Et l’apport de la physique fondamentale à la médecine ne s’arrête pas au diagnostic. Aujourd’hui déjà, plus d’un patient cancéreux sur deux bénéficie de traitements aux rayons X, aux électrons ou aux protons, dont les faisceaux sont capables de rendre stériles les cellules des tumeurs en sectionnant leur ADN.
Ces sortes de «super lasers» ne sont rien d’autre que des accélérateurs similaires à ceux du CERN, mais en beaucoup plus petits.
…de l’environnement ou de l’archéologie
Des accélérateurs également promis à un bel avenir dans la protection de l’environnement. D’ici peu, ils devraient être capables de transformer les déchets à longue durée de vie en matière inoffensive.
Le principe est le même qu’il s’agisse de déchets chimiques ou radioactifs. En les bombardant avec des faisceaux à haute énergie, on fabrique des neutrons qui viennent se combiner avec les produits dangereux et les forcent à se scinder en éléments stables et inoffensifs.
La liste serait encore longue des réalisations ou des perspectives nées des technologies inventées ou mises au point au CERN.
Cela va de l’industrie des circuits électroniques aux moteurs d’avions en passant par les mesures de précision qu’ont nécessité le percement de l’Eurotunnel sous la Manche.
Sans oublier la fameuse méthode de datation des objets anciens au carbone 14, si utile aux archéologues.

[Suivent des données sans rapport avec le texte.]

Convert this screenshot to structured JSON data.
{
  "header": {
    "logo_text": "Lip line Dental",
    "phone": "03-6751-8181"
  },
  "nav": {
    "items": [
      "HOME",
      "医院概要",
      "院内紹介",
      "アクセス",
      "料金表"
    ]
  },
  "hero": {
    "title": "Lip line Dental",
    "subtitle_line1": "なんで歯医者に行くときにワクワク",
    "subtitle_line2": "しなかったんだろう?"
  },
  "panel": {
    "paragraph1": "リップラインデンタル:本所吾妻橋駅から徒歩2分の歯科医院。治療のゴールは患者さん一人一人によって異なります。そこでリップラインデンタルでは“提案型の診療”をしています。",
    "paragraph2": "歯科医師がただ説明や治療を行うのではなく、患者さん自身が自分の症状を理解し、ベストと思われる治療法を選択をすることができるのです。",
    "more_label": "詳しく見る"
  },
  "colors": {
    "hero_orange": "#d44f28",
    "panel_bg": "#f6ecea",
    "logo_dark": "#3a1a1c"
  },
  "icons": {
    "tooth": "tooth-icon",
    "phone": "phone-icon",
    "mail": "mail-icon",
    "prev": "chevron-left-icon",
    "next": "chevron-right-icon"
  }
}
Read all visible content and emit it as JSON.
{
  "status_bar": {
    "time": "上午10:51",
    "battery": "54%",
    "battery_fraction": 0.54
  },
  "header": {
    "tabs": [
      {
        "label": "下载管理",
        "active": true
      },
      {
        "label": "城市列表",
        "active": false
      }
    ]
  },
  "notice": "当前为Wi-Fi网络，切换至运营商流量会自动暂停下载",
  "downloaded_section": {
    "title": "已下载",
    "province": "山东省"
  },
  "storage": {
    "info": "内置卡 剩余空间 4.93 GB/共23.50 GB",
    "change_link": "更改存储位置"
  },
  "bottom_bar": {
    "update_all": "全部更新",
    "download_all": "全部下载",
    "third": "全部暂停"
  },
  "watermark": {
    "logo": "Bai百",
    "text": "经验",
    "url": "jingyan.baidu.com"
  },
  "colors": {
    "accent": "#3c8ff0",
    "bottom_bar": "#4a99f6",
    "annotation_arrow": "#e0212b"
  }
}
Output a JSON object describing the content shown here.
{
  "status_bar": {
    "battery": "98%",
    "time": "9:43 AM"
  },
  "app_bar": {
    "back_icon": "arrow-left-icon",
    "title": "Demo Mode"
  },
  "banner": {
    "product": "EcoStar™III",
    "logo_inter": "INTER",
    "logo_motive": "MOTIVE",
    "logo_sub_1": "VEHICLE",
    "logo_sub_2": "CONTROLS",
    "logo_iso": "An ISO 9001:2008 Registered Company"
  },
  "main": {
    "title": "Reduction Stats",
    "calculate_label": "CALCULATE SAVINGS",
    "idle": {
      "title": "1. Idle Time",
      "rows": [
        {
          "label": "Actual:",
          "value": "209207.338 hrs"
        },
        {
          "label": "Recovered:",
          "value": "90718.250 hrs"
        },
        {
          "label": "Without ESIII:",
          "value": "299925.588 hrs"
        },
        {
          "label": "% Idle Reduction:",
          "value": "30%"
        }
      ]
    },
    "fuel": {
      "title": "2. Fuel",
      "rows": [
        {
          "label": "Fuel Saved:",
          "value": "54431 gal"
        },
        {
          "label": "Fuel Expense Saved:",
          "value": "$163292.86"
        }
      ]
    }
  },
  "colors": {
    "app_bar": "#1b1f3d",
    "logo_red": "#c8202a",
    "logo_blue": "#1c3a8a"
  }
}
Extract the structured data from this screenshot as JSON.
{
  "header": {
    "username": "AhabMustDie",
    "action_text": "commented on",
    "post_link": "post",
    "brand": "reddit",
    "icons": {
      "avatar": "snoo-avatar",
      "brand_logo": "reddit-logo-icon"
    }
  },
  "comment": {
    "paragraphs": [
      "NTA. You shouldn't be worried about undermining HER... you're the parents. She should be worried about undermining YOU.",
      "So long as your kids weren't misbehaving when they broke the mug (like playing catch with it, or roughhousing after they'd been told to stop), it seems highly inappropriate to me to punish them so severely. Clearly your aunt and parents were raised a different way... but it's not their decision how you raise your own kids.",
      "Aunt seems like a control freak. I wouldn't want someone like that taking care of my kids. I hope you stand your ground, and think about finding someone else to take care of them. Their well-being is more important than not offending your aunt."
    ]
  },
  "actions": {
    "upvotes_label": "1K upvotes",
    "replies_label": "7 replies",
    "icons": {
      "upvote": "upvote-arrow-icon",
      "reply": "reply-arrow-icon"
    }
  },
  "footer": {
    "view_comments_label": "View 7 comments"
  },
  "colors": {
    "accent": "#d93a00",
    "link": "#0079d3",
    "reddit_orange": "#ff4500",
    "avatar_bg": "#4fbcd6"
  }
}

swissinfo, Marc-André Miserez
– Fondé en 1954, le Conseil européen pour la recherche nucléaire (CERN) est l’organisme qui gère le Laboratoire européen de physique des particules, installé à la frontière franco-suisse, près de Meyrin (Genève).
– Plus grand laboratoire de ce type au monde, le CERN est aussi le cœur d’un réseau de quelques 500 universités de 80 pays. 6500 chercheurs ont accès à ses installations, ce qui représente la moitié des physiciens des particules de la planète.
– C’est pour échanger des informations à l’intérieur de ce réseau que les informaticiens du CERN ont inventé au début des années 90 le world wide web.
– Pour traiter les immenses quantités de données que fournira son nouvel accélérateur de particules (le LHC) à partir de 2007, le CERN est en train de construire un réseau de type nouveau, nommée grid, qui sera le calculateur le plus puissant du monde.
– Les technologies inventées ou mises au point au CERN se retrouvent aujourd’hui en médecine, dans l’industrie, dans la protection de l’environnement, le génie civil ou l’archéologie, pour ne citer que ces domaines.